Rangkaian kegiatan kemudian ditutup dengan foto bersama dan persiapan rombongan untuk meninggalkan lokasi. Sebagai buah tangan, pihak Sido Muncul memberikan produk PT Industri Jamu dan Farmasi Sido Muncul Tbk kepada rombongan KSPM Walisongo.
Kunjungan tersebut memberikan pengalaman pembelajaran di luar ruang kelas bagi anggota KSPM Walisongo. Selain mengenal proses produksi industri jamu dan farmasi, peserta memperoleh gambaran mengenai pengelolaan bahan baku, proses manufaktur, pengemasan, serta lingkungan perusahaan secara langsung.

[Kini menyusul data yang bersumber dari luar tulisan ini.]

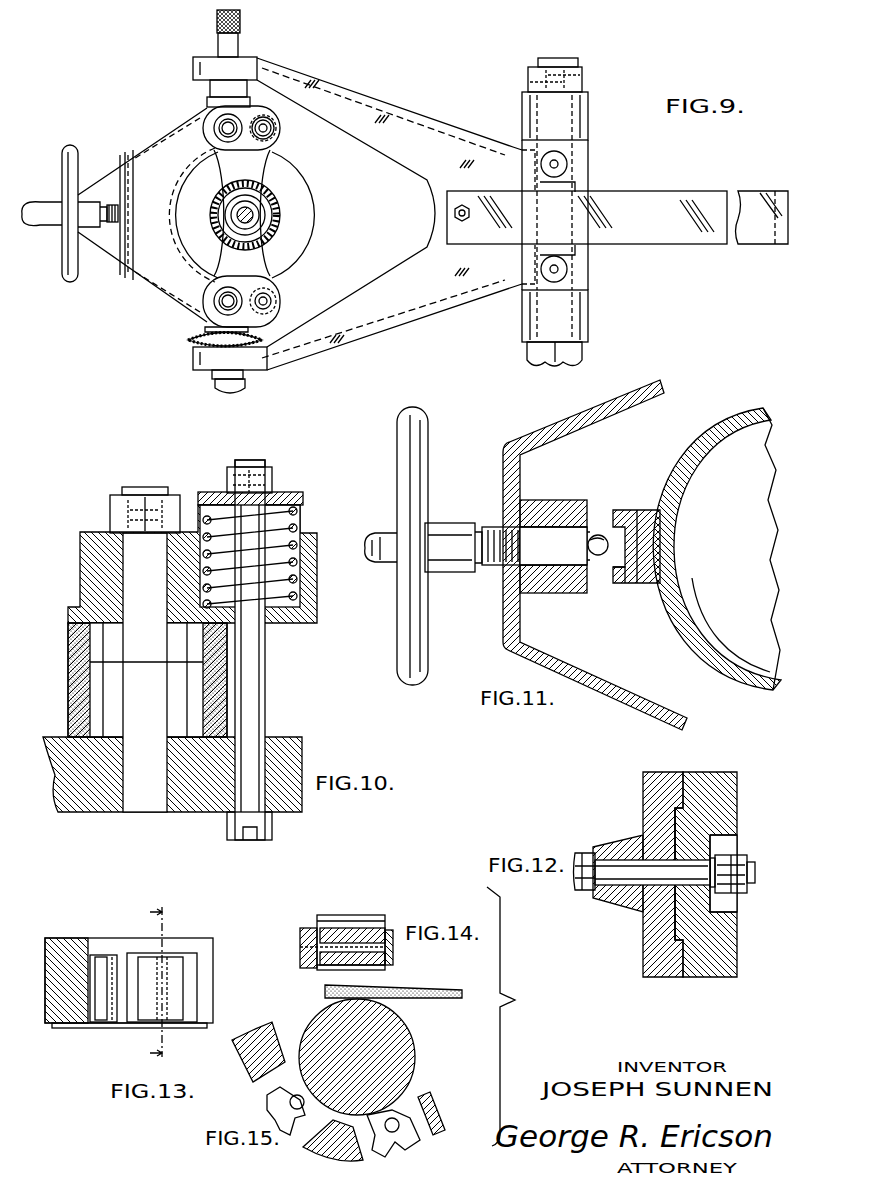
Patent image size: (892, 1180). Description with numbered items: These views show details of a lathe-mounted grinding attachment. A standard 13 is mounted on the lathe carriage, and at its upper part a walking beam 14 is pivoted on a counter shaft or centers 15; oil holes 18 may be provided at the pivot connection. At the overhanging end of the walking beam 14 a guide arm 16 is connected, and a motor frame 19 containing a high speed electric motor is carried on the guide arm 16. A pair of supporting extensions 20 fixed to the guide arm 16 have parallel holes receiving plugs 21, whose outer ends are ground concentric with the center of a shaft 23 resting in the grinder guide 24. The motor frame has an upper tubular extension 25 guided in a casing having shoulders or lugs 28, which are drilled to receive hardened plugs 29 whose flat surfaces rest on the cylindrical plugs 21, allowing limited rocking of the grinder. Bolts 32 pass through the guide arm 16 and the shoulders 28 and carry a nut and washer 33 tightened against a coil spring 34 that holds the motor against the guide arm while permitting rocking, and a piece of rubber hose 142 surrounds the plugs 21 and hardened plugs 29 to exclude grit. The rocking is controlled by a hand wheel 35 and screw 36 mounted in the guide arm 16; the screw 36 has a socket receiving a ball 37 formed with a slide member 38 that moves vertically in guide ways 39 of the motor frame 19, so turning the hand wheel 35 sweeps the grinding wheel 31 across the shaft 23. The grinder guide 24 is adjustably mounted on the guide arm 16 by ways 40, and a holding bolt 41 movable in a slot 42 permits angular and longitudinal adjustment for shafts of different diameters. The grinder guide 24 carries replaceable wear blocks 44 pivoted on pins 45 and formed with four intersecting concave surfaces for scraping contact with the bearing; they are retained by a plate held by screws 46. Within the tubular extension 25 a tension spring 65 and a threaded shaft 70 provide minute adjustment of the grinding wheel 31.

In FIG. 9, the standard 13 is at (590, 112).
In FIG. 9, the walking beam 14 is at (382, 88).
In FIG. 13, the walking beam 14 is at (136, 987).
In FIG. 9, the counter shaft or centers 15 is at (575, 350).
In FIG. 9, the guide arm 16 is at (170, 126).
In FIG. 11, the guide arm 16 is at (525, 432).
In FIG. 12, the guide arm 16 is at (650, 794).
In FIG. 9, the oil holes 18 is at (565, 160).
In FIG. 9, the motor frame 19 is at (312, 190).
In FIG. 11, the motor frame 19 is at (680, 640).
In FIG. 10, the supporting extensions 20 is at (88, 812).
In FIG. 9, the plugs 21 is at (278, 212).
In FIG. 10, the plugs 21 is at (143, 718).
In FIG. 15, the shaft 23 is at (415, 1045).
In FIG. 12, the grinder guide 24 is at (725, 941).
In FIG. 13, the grinder guide 24 is at (50, 982).
In FIG. 14, the grinder guide 24 is at (308, 928).
In FIG. 15, the grinder guide 24 is at (260, 1035).
In FIG. 9, the upper tubular extension 25 is at (270, 228).
In FIG. 9, the shoulders or lugs 28 is at (230, 152).
In FIG. 10, the shoulders or lugs 28 is at (90, 578).
In FIG. 9, the hardened plugs 29 is at (225, 132).
In FIG. 10, the hardened plugs 29 is at (162, 644).
In FIG. 14, the grinding wheel 31 is at (462, 993).
In FIG. 9, the bolts 32 is at (268, 128).
In FIG. 10, the bolts 32 is at (260, 687).
In FIG. 9, the nut and washer 33 is at (275, 146).
In FIG. 10, the nut and washer 33 is at (278, 480).
In FIG. 10, the coil spring 34 is at (295, 520).
In FIG. 9, the hand wheel 35 is at (68, 150).
In FIG. 11, the hand wheel 35 is at (420, 452).
In FIG. 9, the screw 36 is at (112, 230).
In FIG. 11, the screw 36 is at (490, 525).
In FIG. 11, the ball 37 is at (598, 533).
In FIG. 11, the slide member 38 is at (634, 510).
In FIG. 11, the guide ways 39 is at (630, 584).
In FIG. 12, the ways 40 is at (680, 945).
In FIG. 12, the holding bolt 41 is at (584, 889).
In FIG. 12, the slot 42 is at (690, 858).
In FIG. 13, the wear blocks 44 is at (97, 955).
In FIG. 14, the wear blocks 44 is at (370, 918).
In FIG. 15, the wear blocks 44 is at (270, 1104).
In FIG. 14, the pins 45 is at (300, 945).
In FIG. 15, the pins 45 is at (283, 1090).
In FIG. 13, the screws 46 is at (105, 1030).
In FIG. 9, the tension spring 65 is at (233, 220).
In FIG. 9, the shaft 70 is at (244, 206).
In FIG. 10, the rubber hose 142 is at (72, 697).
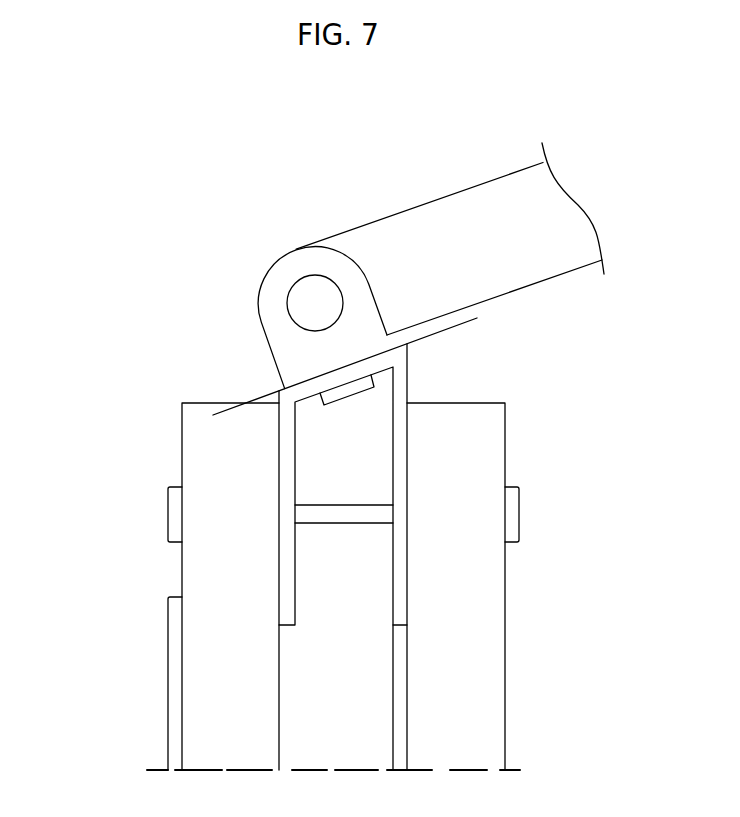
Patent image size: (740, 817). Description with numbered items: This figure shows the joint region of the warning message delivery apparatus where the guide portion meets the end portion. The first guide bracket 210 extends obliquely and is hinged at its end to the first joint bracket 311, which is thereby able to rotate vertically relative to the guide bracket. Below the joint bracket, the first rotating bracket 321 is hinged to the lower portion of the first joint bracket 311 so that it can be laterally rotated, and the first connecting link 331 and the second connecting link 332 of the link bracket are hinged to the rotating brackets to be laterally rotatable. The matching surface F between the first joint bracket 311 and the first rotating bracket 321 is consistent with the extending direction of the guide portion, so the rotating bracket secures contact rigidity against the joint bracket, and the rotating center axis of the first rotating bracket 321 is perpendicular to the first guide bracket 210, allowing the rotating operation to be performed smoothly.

The first guide bracket 210 is at (465, 205).
The first joint bracket 311 is at (285, 270).
The first rotating bracket 321 is at (355, 372).
The first connecting link 331 is at (205, 677).
The second connecting link 332 is at (483, 672).
The matching surface F is at (460, 326).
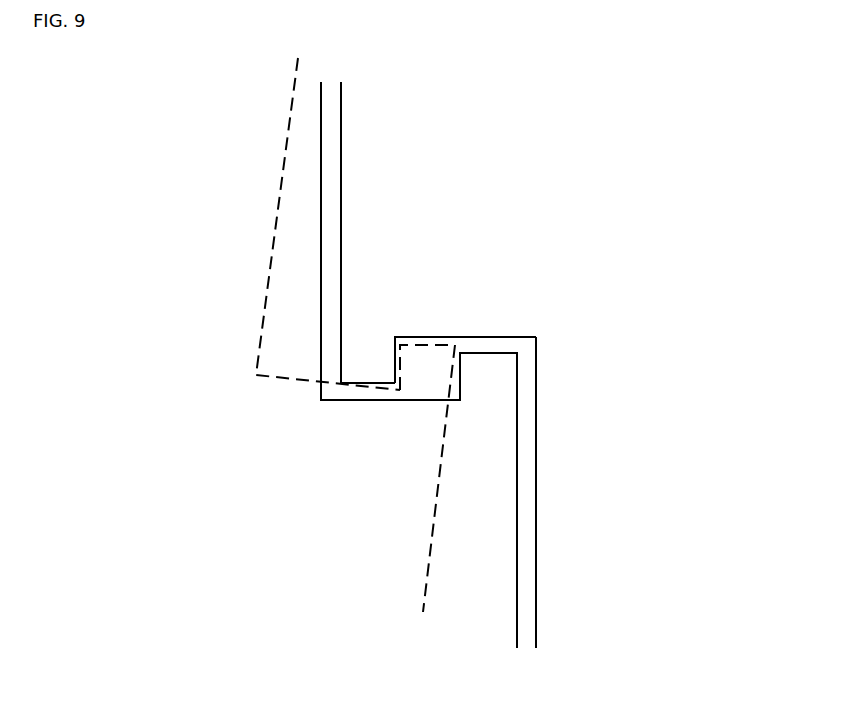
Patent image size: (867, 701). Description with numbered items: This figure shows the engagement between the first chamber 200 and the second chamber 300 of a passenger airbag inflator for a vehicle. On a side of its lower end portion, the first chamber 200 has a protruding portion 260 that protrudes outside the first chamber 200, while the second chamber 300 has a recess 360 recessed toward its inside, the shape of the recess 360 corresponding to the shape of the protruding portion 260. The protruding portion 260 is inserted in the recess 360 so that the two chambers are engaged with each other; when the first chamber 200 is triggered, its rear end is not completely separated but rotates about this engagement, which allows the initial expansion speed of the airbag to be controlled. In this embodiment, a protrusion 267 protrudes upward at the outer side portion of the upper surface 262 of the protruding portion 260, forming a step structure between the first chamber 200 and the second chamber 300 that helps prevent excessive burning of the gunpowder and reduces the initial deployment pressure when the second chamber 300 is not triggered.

The first chamber 200 is at (321, 242).
The protruding portion 260 is at (468, 470).
The upper surface 262 is at (420, 400).
The protrusion 267 is at (495, 370).
The second chamber 300 is at (343, 178).
The recess 360 is at (583, 425).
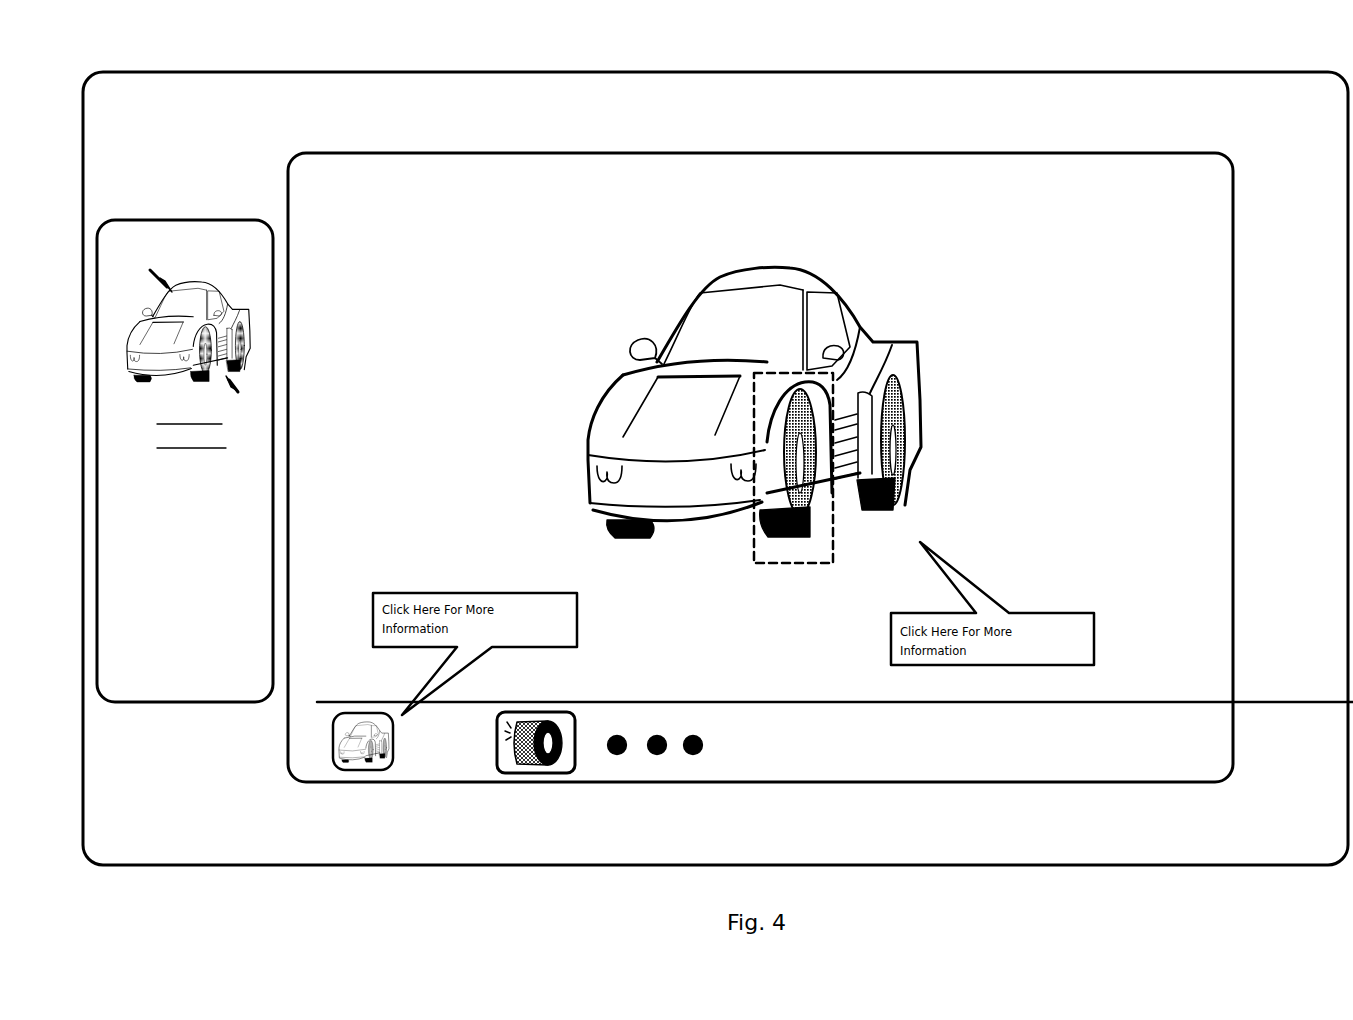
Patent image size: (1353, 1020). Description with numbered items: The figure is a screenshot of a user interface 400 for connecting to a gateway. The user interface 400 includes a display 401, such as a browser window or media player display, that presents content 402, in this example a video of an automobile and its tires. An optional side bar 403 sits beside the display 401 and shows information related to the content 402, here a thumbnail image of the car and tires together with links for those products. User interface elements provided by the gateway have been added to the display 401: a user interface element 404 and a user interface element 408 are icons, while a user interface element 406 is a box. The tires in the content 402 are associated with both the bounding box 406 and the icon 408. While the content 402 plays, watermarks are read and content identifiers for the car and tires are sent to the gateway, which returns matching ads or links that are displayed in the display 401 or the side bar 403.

The user interface 400 is at (1293, 72).
The display 401 is at (850, 153).
The content 402 is at (1091, 234).
The side bar 403 is at (190, 220).
The user interface element 404 is at (395, 747).
The user interface element 406 is at (838, 568).
The user interface element 408 is at (668, 722).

Bagi KSPM Walisongo, kegiatan kunjungan perusahaan menjadi bagian dari upaya memperluas wawasan mahasiswa mengenai dunia usaha dan industri. Pengalaman tersebut diharapkan dapat memperkuat pemahaman anggota KSPM terhadap aktivitas perusahaan sekaligus menambah perspektif dalam mempelajari dunia pasar modal.
Kegiatan kunjungan pada Kamis (10/9/2026) berlangsung hingga pukul 15.30 WIB dan ditutup dengan sesi foto bersama. Kegiatan ini diharapkan dapat menjadi pengalaman edukatif yang bermanfaat serta mendorong pelaksanaan kegiatan serupa untuk mempertemukan pembelajaran akademik dengan praktik dunia industri secara langsung.